What between the field and college, young Puffington made the acquaintance of several very dashing young sparks--Lord Firebrand, Lord Mudlark, Lord Deuceace, Sir Harry Blueun, and others, whom he always spoke of as 'Deuceace,' 'Blueun,' etc., in the easy style that marks the perfect gentleman.[1] How proud the old people were of him!

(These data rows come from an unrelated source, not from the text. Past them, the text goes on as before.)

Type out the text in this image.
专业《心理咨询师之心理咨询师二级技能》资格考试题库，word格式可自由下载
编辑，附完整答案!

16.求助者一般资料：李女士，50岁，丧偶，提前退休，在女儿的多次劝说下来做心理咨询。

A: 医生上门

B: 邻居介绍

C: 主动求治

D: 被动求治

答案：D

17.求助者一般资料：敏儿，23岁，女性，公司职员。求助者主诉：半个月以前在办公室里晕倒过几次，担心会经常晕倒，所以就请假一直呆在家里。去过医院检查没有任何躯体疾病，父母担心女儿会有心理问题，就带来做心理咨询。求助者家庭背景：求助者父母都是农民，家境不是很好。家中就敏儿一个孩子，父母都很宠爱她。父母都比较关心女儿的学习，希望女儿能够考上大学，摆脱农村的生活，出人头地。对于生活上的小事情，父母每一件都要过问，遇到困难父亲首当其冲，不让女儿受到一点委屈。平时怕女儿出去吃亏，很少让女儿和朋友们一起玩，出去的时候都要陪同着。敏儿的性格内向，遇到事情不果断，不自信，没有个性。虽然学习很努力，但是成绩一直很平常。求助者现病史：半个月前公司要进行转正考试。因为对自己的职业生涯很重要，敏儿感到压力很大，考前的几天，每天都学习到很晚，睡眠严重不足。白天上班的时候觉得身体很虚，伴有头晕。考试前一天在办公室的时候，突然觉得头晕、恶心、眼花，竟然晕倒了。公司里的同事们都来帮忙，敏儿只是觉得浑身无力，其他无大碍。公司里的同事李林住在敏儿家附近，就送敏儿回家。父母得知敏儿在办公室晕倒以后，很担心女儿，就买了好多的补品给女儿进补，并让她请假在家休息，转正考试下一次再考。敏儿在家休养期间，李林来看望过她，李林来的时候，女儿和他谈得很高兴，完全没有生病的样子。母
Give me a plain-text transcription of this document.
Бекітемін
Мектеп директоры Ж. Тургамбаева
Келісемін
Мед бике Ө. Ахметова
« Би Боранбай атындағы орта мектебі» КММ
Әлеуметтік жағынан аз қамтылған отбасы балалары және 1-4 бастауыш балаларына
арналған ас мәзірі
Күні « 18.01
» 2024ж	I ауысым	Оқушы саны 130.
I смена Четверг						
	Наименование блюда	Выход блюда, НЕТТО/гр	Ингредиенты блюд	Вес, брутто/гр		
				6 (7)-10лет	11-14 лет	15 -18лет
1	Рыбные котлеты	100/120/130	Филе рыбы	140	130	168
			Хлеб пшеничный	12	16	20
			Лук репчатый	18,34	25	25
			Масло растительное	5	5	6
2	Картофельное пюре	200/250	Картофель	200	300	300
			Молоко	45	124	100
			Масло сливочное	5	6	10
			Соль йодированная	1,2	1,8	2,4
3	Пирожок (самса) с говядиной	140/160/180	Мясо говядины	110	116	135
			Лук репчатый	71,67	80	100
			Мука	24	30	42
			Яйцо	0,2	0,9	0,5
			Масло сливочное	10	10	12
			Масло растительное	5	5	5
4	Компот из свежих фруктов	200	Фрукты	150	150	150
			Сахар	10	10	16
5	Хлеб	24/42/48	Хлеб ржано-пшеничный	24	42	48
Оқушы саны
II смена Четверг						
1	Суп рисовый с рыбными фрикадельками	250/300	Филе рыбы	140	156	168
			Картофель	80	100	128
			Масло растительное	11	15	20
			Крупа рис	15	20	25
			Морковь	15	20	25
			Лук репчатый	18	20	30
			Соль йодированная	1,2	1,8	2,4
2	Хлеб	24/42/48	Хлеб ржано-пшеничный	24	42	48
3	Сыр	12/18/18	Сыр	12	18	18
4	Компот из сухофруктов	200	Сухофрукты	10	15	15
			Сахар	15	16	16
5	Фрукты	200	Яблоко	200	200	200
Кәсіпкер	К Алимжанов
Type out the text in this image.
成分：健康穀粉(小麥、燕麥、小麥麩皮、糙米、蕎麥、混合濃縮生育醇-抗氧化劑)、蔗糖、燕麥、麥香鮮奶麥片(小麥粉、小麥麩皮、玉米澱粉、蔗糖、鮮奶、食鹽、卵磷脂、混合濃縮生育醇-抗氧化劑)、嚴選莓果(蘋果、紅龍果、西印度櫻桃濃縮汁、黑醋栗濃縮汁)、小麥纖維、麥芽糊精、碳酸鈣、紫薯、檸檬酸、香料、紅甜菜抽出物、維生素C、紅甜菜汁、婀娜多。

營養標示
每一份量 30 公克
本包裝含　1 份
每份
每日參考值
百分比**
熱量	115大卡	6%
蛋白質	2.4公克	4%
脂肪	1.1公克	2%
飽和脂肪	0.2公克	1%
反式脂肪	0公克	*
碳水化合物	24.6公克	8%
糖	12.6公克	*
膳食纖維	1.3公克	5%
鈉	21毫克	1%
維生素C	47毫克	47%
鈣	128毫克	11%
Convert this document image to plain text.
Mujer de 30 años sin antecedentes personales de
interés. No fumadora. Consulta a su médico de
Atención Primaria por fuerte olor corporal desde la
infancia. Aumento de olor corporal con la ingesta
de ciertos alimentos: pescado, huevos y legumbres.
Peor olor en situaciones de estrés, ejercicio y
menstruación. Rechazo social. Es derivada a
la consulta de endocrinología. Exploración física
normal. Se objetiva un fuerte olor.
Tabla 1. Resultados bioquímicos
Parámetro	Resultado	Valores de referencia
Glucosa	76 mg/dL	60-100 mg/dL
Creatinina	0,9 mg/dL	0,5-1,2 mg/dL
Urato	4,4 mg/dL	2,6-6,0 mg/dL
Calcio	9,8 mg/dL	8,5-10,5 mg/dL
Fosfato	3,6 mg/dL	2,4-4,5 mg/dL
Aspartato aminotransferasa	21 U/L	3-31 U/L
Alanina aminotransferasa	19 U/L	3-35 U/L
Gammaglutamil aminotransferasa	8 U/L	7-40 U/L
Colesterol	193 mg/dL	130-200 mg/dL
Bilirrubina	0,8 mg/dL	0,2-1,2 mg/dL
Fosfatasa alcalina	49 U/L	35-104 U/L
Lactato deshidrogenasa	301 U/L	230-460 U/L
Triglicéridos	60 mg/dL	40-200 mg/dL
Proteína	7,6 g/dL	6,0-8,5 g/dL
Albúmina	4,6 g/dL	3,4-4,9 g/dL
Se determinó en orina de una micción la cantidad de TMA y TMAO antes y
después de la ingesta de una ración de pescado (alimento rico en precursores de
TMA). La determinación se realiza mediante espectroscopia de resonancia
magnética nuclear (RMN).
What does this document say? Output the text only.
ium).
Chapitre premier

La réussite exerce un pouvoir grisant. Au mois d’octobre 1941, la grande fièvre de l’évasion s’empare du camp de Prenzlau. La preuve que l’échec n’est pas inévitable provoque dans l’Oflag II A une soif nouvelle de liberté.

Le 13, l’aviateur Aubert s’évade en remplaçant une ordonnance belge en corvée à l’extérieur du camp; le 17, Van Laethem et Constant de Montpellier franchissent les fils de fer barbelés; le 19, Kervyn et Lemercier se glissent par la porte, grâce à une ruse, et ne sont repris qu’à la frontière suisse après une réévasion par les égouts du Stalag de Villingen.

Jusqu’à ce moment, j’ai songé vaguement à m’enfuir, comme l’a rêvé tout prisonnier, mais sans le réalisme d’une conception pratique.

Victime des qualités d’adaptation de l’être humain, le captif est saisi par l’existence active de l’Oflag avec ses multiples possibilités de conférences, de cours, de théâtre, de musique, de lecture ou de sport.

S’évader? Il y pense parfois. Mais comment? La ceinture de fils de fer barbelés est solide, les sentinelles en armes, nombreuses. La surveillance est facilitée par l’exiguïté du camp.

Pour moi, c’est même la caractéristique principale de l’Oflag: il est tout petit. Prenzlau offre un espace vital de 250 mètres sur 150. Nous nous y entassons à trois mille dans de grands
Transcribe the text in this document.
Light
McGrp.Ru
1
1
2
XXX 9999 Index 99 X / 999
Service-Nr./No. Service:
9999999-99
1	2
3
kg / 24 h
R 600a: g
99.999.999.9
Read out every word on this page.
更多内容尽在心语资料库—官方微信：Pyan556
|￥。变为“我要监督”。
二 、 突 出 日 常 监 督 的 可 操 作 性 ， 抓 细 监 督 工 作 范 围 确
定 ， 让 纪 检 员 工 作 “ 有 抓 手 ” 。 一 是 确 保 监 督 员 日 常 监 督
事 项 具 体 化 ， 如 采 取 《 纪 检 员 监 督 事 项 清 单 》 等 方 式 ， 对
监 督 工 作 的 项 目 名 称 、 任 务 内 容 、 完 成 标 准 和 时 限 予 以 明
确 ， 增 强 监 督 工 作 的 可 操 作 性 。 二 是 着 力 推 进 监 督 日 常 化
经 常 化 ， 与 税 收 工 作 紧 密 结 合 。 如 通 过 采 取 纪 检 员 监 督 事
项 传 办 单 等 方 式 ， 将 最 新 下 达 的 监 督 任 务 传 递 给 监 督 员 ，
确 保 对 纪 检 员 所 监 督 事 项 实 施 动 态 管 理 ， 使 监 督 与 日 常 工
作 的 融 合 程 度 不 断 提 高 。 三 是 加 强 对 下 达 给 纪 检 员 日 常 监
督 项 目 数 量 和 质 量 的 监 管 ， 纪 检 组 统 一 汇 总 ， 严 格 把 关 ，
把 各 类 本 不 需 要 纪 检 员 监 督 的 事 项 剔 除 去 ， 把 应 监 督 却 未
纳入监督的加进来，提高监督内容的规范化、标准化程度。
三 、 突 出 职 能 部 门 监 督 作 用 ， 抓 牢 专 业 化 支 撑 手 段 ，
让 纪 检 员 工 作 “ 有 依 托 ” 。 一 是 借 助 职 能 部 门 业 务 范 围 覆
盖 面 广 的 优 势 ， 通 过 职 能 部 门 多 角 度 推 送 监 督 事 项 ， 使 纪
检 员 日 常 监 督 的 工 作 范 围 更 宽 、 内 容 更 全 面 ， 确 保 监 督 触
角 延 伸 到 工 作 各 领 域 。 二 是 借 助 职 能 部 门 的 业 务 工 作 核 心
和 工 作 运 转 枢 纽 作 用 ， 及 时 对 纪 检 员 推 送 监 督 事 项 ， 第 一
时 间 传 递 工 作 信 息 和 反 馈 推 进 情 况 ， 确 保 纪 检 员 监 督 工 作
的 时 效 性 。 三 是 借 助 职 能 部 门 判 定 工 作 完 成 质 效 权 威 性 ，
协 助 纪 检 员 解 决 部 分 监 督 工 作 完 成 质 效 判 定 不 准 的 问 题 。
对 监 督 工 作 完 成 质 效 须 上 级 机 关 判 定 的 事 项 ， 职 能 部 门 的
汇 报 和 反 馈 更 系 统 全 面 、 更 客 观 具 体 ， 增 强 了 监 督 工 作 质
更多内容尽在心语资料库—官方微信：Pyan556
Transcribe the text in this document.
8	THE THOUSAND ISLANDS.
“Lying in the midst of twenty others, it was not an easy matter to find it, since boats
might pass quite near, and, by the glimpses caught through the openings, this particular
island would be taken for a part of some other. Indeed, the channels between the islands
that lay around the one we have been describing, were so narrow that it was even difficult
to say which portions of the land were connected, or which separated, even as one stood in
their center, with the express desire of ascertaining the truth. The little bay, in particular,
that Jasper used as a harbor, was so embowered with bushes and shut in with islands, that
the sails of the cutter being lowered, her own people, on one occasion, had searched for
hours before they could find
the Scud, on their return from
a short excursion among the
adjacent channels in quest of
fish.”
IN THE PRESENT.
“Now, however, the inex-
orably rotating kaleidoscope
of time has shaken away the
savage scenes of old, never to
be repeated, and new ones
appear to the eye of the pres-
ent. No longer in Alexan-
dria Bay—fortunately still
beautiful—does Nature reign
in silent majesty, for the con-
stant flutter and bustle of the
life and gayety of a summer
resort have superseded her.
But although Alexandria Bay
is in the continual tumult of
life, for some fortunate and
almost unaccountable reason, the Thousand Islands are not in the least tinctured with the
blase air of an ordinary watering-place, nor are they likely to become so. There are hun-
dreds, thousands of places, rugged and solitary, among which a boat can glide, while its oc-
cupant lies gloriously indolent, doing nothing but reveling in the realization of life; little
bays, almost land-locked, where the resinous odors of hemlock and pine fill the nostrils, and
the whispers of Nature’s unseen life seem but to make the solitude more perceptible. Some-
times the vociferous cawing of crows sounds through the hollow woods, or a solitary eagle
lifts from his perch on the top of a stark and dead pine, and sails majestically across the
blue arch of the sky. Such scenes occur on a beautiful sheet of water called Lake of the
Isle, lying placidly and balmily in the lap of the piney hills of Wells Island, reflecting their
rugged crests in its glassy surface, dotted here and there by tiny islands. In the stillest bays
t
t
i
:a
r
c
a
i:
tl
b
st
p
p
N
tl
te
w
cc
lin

How they would sit listening to him, flashing, and telling how Deuceace and he floored a Charley, or Blueun and he pitched a snob out of the boxes into the pit.
This was in the old Tom-and-Jerry days, when fisticuffs were the fashion.
One evening, after he had indulged us with a more than usual dose, and was leaving the room to dress for an eight o'clock dinner at Long's, 'Buzzer!' exclaimed the old man, clutching our arm, as the tears started to his eyes, 'Buzzer! that's an am_aa_zin' instance of a pop'lar man!' And certainly, if a large acquaintance is a criterion of popularity, young Puffington, as he was then called, had his fair share.

He once did us the honour--an honour we shall never forget--of walking down Bond Street with us, in the spring-tide of fashion, of a glorious summer's day, when you could not cross Conduit Street under a lapse of a quarter of an hour, and carriages seemed to have come to an interminable lock at the Piccadilly end of the street.

In those days great people went about like great people, in handsome hammer-clothed, arms-emblazoned coaches, with plethoric three-corner-hatted coachmen, and gigantic, lace-bedizened, quivering-calved Johnnies, instead of rumbling along like apothecaries in pill-boxes, with a handle inside to let themselves out.

Young men, too, dressed as if they were dressed--as if they were got up with some care and attention--instead of wearing the loose, careless, flowing, sack-like garments they do now.
We remember the day as if it were but yesterday; Puffington overtook us in Oxford Street, where we were taking our usual sauntering stare into the shop windows, and instead of shirking or slipping behind our back, he actually ran his arm up to the hilt in ours, and turned us into the middle of the flags, with an 'Ah, Buzzer, old boy, what are you doing in this debauched part of the town?
Come along with me, and I'll show you Life!' So saying he linked arms, and pursuing our course at a proper kill-time sort of pace, we were at length brought up at the end of Vere Street, along which there was a regular rush of carriages, cutting away as if they were going to a fire instead of to a finery shop.
Many were the smiles, and bows, and nods, and finger kisses, and bright eyes, and sweet glances, that the fair flyers shot at our friend as they darted past.